Kashmir's pluralism fractured in 1990. Healing it is the unfinished and urgent business of our democracy. It is long past time to restore it

Thirty-six years. That is how long Kashmiri Pandits have lived as exiles in their own motherland, stripped of home, hearth, and the political will that should have protected them. They did not leave voluntarily. They fled under terror, targeted threats, and a catastrophic collapse of state protection in January 1990. Yet decade after decade, the response from governments in Srinagar and Delhi has been packages, promises, and platitudes while the Valley they love remains beyond reach.

On April 1, 2026, Chief Minister Omar Abdullah addressed the Assembly with rare candour.
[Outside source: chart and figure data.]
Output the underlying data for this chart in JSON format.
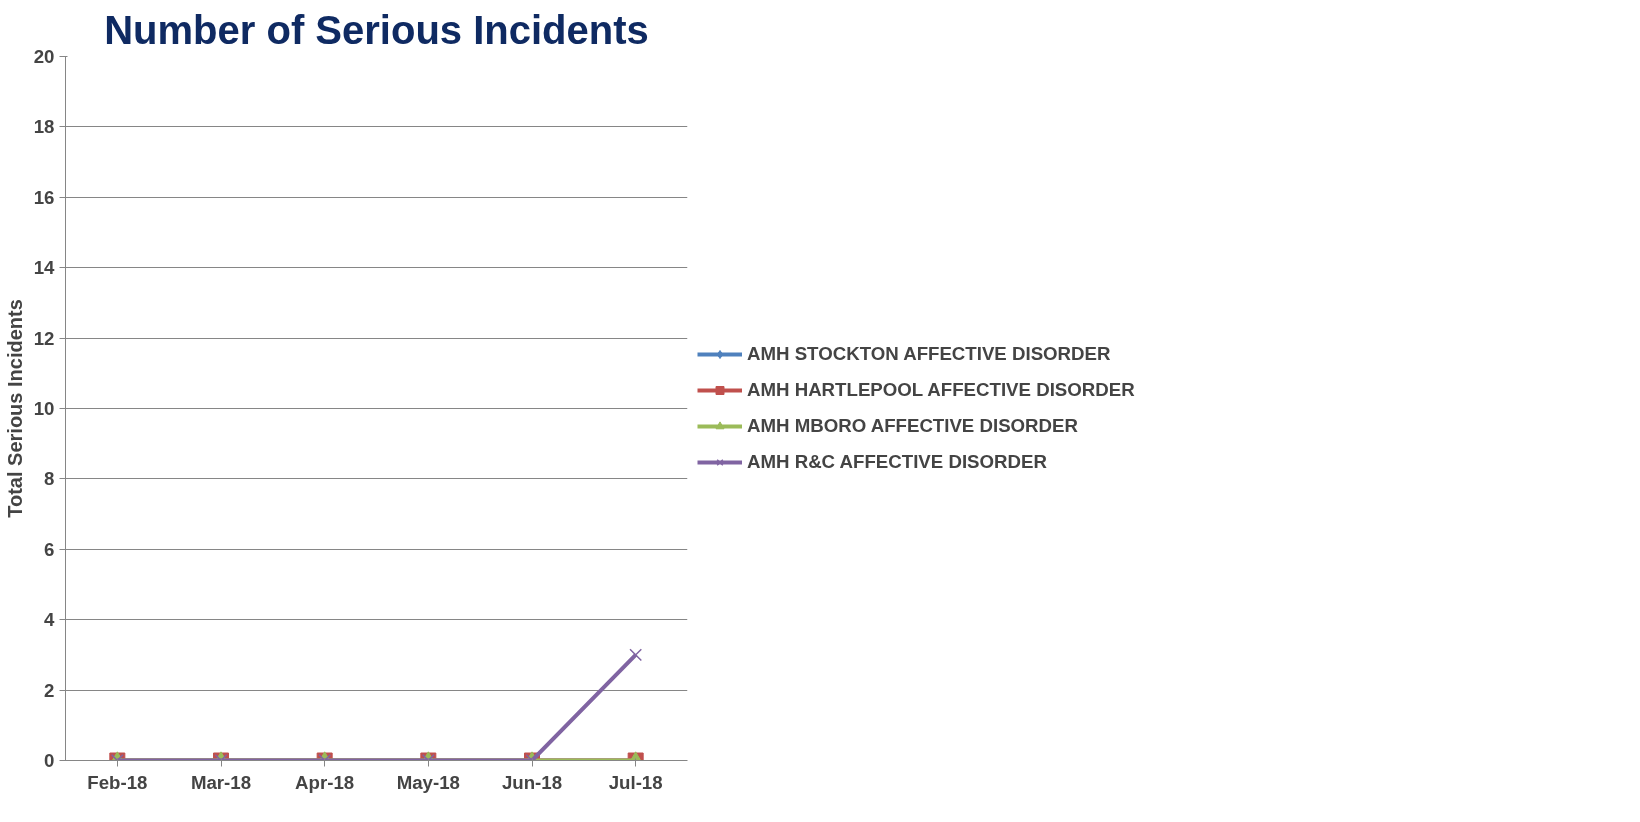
{
  "chart_data": {
    "type": "line",
    "title": "Number of Serious Incidents",
    "ylabel": "Total Serious Incidents",
    "categories": [
      "Feb-18",
      "Mar-18",
      "Apr-18",
      "May-18",
      "Jun-18",
      "Jul-18"
    ],
    "series": [
      {
        "name": "AMH STOCKTON AFFECTIVE DISORDER",
        "color": "#4f81bd",
        "marker": "diamond",
        "values": [
          null,
          null,
          null,
          null,
          null,
          null
        ]
      },
      {
        "name": "AMH HARTLEPOOL AFFECTIVE DISORDER",
        "color": "#c0504d",
        "marker": "square",
        "values": [
          0,
          0,
          0,
          0,
          0,
          0
        ]
      },
      {
        "name": "AMH MBORO AFFECTIVE DISORDER",
        "color": "#9bbb59",
        "marker": "triangle",
        "values": [
          0,
          0,
          0,
          0,
          0,
          0
        ]
      },
      {
        "name": "AMH R&C AFFECTIVE DISORDER",
        "color": "#8064a2",
        "marker": "cross",
        "values": [
          0,
          0,
          0,
          0,
          0,
          3
        ]
      }
    ],
    "ylim": [
      0,
      20
    ],
    "yticks": [
      0,
      2,
      4,
      6,
      8,
      10,
      12,
      14,
      16,
      18,
      20
    ],
    "grid": "y",
    "legend": "right"
  }
}
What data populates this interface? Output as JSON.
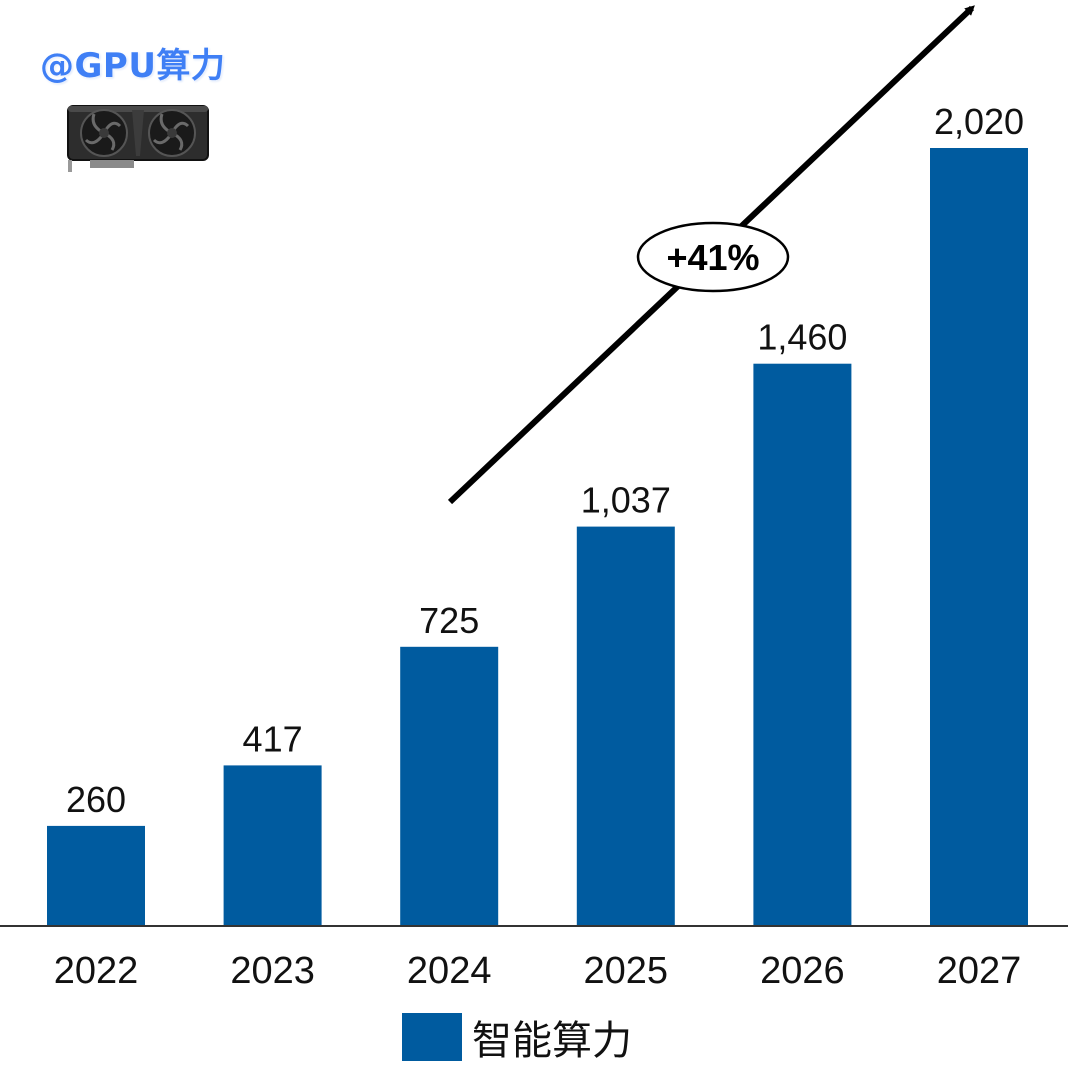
{
  "watermark": "@GPU算力",
  "colors": {
    "bar": "#005b9f",
    "axis": "#333333",
    "text": "#111111",
    "watermark": "#3f7ff5"
  },
  "icons": {
    "gpu": "gpu-card-icon"
  },
  "chart_data": {
    "type": "bar",
    "title": "",
    "xlabel": "",
    "ylabel": "",
    "categories": [
      "2022",
      "2023",
      "2024",
      "2025",
      "2026",
      "2027"
    ],
    "series": [
      {
        "name": "智能算力",
        "values": [
          260,
          417,
          725,
          1037,
          1460,
          2020
        ]
      }
    ],
    "data_labels": [
      "260",
      "417",
      "725",
      "1,037",
      "1,460",
      "2,020"
    ],
    "annotation": "+41%",
    "ylim": [
      0,
      2020
    ],
    "grid": false,
    "legend": "bottom-center"
  }
}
He acknowledged that migration occurred under extraordinarily difficult circumstances after security collapsed and affirmed that return cannot be expected unless genuine safety is fully restored. His pledge to legislate protection for Hindu shrines was a welcome signal. So was his recognition of a quiet, enduring truth: ordinary Kashmiri Muslims never abandoned their Pandit neighbours in spirit, even when political structures failed both communities. That truth deserves not merely acknowledgement, it demands amplification.

The policy record is long. From the 1990s emergency relief to anti-distress-sale legislation in 1996; from 3,000 government jobs and transit accommodation in 2008 to the ₹6,000 crore PM Development Package of 2015; from 6,000 Valley flats now 68 percent complete to ongoing MHA reviews, each government has constructed a ladder for return. Yet actual returnees barely number 4,000. The gap between policy and people is not administrative. It is political. Security protocols remain porous. Anonymity protections are inadequate. Community trust has not been structurally rebuilt.
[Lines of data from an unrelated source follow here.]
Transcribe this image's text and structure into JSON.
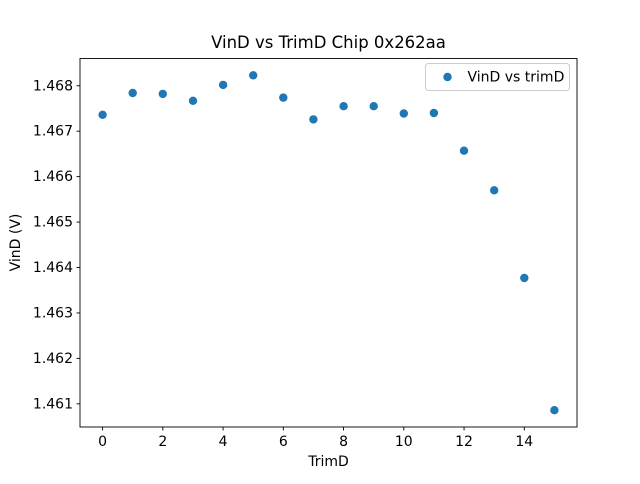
{
  "chart_data": {
    "type": "scatter",
    "title": "VinD vs TrimD Chip 0x262aa",
    "xlabel": "TrimD",
    "ylabel": "VinD (V)",
    "legend": {
      "label": "VinD vs trimD",
      "position": "upper right"
    },
    "x": [
      0,
      1,
      2,
      3,
      4,
      5,
      6,
      7,
      8,
      9,
      10,
      11,
      12,
      13,
      14,
      15
    ],
    "y": [
      1.46736,
      1.46784,
      1.46782,
      1.46767,
      1.46802,
      1.46823,
      1.46774,
      1.46726,
      1.46755,
      1.46755,
      1.46739,
      1.4674,
      1.46657,
      1.4657,
      1.46377,
      1.46086
    ],
    "xlim": [
      -0.75,
      15.75
    ],
    "ylim": [
      1.46049,
      1.4686
    ],
    "xticks": [
      0,
      2,
      4,
      6,
      8,
      10,
      12,
      14
    ],
    "xtick_labels": [
      "0",
      "2",
      "4",
      "6",
      "8",
      "10",
      "12",
      "14"
    ],
    "yticks": [
      1.461,
      1.462,
      1.463,
      1.464,
      1.465,
      1.466,
      1.467,
      1.468
    ],
    "ytick_labels": [
      "1.461",
      "1.462",
      "1.463",
      "1.464",
      "1.465",
      "1.466",
      "1.467",
      "1.468"
    ],
    "grid": false,
    "marker": {
      "shape": "circle",
      "radius": 4.2
    },
    "colors": {
      "marker": "#1f77b4",
      "spine": "#000000",
      "text": "#000000",
      "legend_border": "#cccccc",
      "background": "#ffffff"
    }
  }
}
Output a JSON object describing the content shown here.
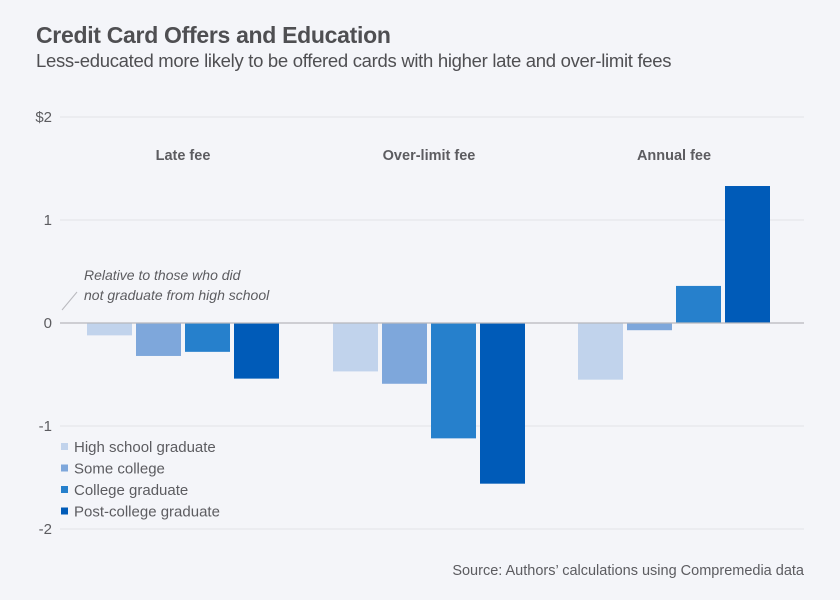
{
  "header": {
    "title": "Credit Card Offers and Education",
    "subtitle": "Less-educated more likely to be offered cards with higher late and over-limit fees"
  },
  "chart_data": {
    "type": "bar",
    "title": "Credit Card Offers and Education",
    "subtitle": "Less-educated more likely to be offered cards with higher late and over-limit fees",
    "xlabel": "",
    "ylabel": "",
    "categories": [
      "Late fee",
      "Over-limit fee",
      "Annual fee"
    ],
    "series": [
      {
        "name": "High school graduate",
        "color": "#c1d3ec",
        "values": [
          -0.12,
          -0.47,
          -0.55
        ]
      },
      {
        "name": "Some college",
        "color": "#7ea7db",
        "values": [
          -0.32,
          -0.59,
          -0.07
        ]
      },
      {
        "name": "College graduate",
        "color": "#2680cc",
        "values": [
          -0.28,
          -1.12,
          0.36
        ]
      },
      {
        "name": "Post-college graduate",
        "color": "#005bb8",
        "values": [
          -0.54,
          -1.56,
          1.33
        ]
      }
    ],
    "ylim": [
      -2,
      2
    ],
    "yticks": [
      2,
      1,
      0,
      -1,
      -2
    ],
    "ytick_labels": [
      "$2",
      "1",
      "0",
      "-1",
      "-2"
    ],
    "grid": true,
    "legend_position": "bottom-left",
    "annotation": [
      "Relative to those who did",
      "not graduate from high school"
    ],
    "source": "Source: Authors’ calculations using Compremedia data"
  }
}
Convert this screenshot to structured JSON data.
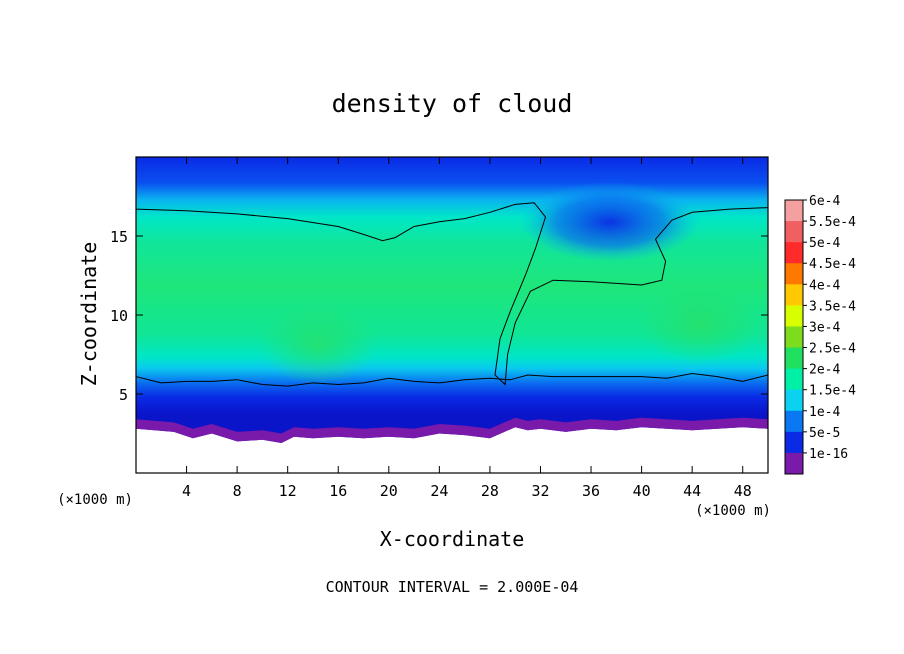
{
  "chart_data": {
    "type": "heatmap",
    "title": "density of cloud",
    "xlabel": "X-coordinate",
    "ylabel": "Z-coordinate",
    "x_unit": "(×1000 m)",
    "y_unit": "(×1000 m)",
    "xlim": [
      0,
      50
    ],
    "ylim": [
      0,
      20
    ],
    "x_ticks": [
      4,
      8,
      12,
      16,
      20,
      24,
      28,
      32,
      36,
      40,
      44,
      48
    ],
    "y_ticks": [
      5,
      10,
      15
    ],
    "footer": "CONTOUR INTERVAL = 2.000E-04",
    "contour_interval": 0.0002,
    "colorbar": [
      {
        "label": "6e-4",
        "color": "#f5a0a0"
      },
      {
        "label": "5.5e-4",
        "color": "#f06060"
      },
      {
        "label": "5e-4",
        "color": "#ff2a2a"
      },
      {
        "label": "4.5e-4",
        "color": "#ff7800"
      },
      {
        "label": "4e-4",
        "color": "#ffc800"
      },
      {
        "label": "3.5e-4",
        "color": "#d7ff00"
      },
      {
        "label": "3e-4",
        "color": "#7ddc1c"
      },
      {
        "label": "2.5e-4",
        "color": "#20e060"
      },
      {
        "label": "2e-4",
        "color": "#00f0a8"
      },
      {
        "label": "1.5e-4",
        "color": "#0ad2f0"
      },
      {
        "label": "1e-4",
        "color": "#0a78f0"
      },
      {
        "label": "5e-5",
        "color": "#0a2ae6"
      },
      {
        "label": "1e-16",
        "color": "#7a1aaa"
      }
    ],
    "contour_boundaries": {
      "upper": [
        [
          0,
          16.7
        ],
        [
          4,
          16.6
        ],
        [
          8,
          16.4
        ],
        [
          12,
          16.1
        ],
        [
          16,
          15.6
        ],
        [
          18,
          15.1
        ],
        [
          19.5,
          14.7
        ],
        [
          20.5,
          14.9
        ],
        [
          22,
          15.6
        ],
        [
          24,
          15.9
        ],
        [
          26,
          16.1
        ],
        [
          28,
          16.5
        ],
        [
          30,
          17.0
        ],
        [
          31.5,
          17.1
        ],
        [
          32.4,
          16.2
        ],
        [
          31.6,
          14.2
        ],
        [
          30.8,
          12.5
        ],
        [
          29.6,
          10.2
        ],
        [
          28.8,
          8.5
        ],
        [
          28.4,
          6.2
        ],
        [
          29.2,
          5.6
        ],
        [
          29.4,
          7.5
        ],
        [
          30,
          9.5
        ],
        [
          31.2,
          11.5
        ],
        [
          33,
          12.2
        ],
        [
          36,
          12.1
        ],
        [
          40,
          11.9
        ],
        [
          41.6,
          12.2
        ],
        [
          41.9,
          13.4
        ],
        [
          41.1,
          14.8
        ],
        [
          42.4,
          16.0
        ],
        [
          44,
          16.5
        ],
        [
          47,
          16.7
        ],
        [
          50,
          16.8
        ]
      ],
      "lower": [
        [
          0,
          6.1
        ],
        [
          2,
          5.7
        ],
        [
          4,
          5.8
        ],
        [
          6,
          5.8
        ],
        [
          8,
          5.9
        ],
        [
          10,
          5.6
        ],
        [
          12,
          5.5
        ],
        [
          14,
          5.7
        ],
        [
          16,
          5.6
        ],
        [
          18,
          5.7
        ],
        [
          20,
          6.0
        ],
        [
          22,
          5.8
        ],
        [
          24,
          5.7
        ],
        [
          26,
          5.9
        ],
        [
          28,
          6.0
        ],
        [
          29.6,
          5.9
        ],
        [
          31,
          6.2
        ],
        [
          33,
          6.1
        ],
        [
          36,
          6.1
        ],
        [
          40,
          6.1
        ],
        [
          42,
          6.0
        ],
        [
          44,
          6.3
        ],
        [
          46,
          6.1
        ],
        [
          48,
          5.8
        ],
        [
          50,
          6.2
        ]
      ],
      "cloud_base": [
        [
          0,
          2.8
        ],
        [
          3,
          2.6
        ],
        [
          4.5,
          2.2
        ],
        [
          6,
          2.5
        ],
        [
          8,
          2.0
        ],
        [
          10,
          2.1
        ],
        [
          11.5,
          1.9
        ],
        [
          12.5,
          2.3
        ],
        [
          14,
          2.2
        ],
        [
          16,
          2.3
        ],
        [
          18,
          2.2
        ],
        [
          20,
          2.3
        ],
        [
          22,
          2.2
        ],
        [
          24,
          2.5
        ],
        [
          26,
          2.4
        ],
        [
          28,
          2.2
        ],
        [
          30,
          2.9
        ],
        [
          31,
          2.7
        ],
        [
          32,
          2.8
        ],
        [
          34,
          2.6
        ],
        [
          36,
          2.8
        ],
        [
          38,
          2.7
        ],
        [
          40,
          2.9
        ],
        [
          42,
          2.8
        ],
        [
          44,
          2.7
        ],
        [
          46,
          2.8
        ],
        [
          48,
          2.9
        ],
        [
          50,
          2.8
        ]
      ]
    }
  }
}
PDP legislator Agha Syed Muntazir Mehdi's reintegration bill presents every party a historic, non-partisan opportunity. His appeal to NC, BJP, and all formations to rise above political divides is not rhetoric; it is moral clarity. Farooq Abdullah calls Pandits "Always Welcome." Mehbooba Mufti calls their return "key to lasting peace." Without legislation, security architecture, and genuine cross-party consensus, these words remain hollow. Let this be stated plainly: Kashmiri Pandits are not a vote bank, not a BJP narrative, not a Congress sympathy card. They are Kashmiris, and Kashmir remains constitutionally, culturally, and morally incomplete without them.

Stop managing the wound. Heal it. Enact the law. Restore safety. Welcome them home not as displaced persons, but as the rightful children of this soil. Kashmir's pluralism fractured in 1990. Healing it is the unfinished and urgent business of our democracy. It is long past time to restore it.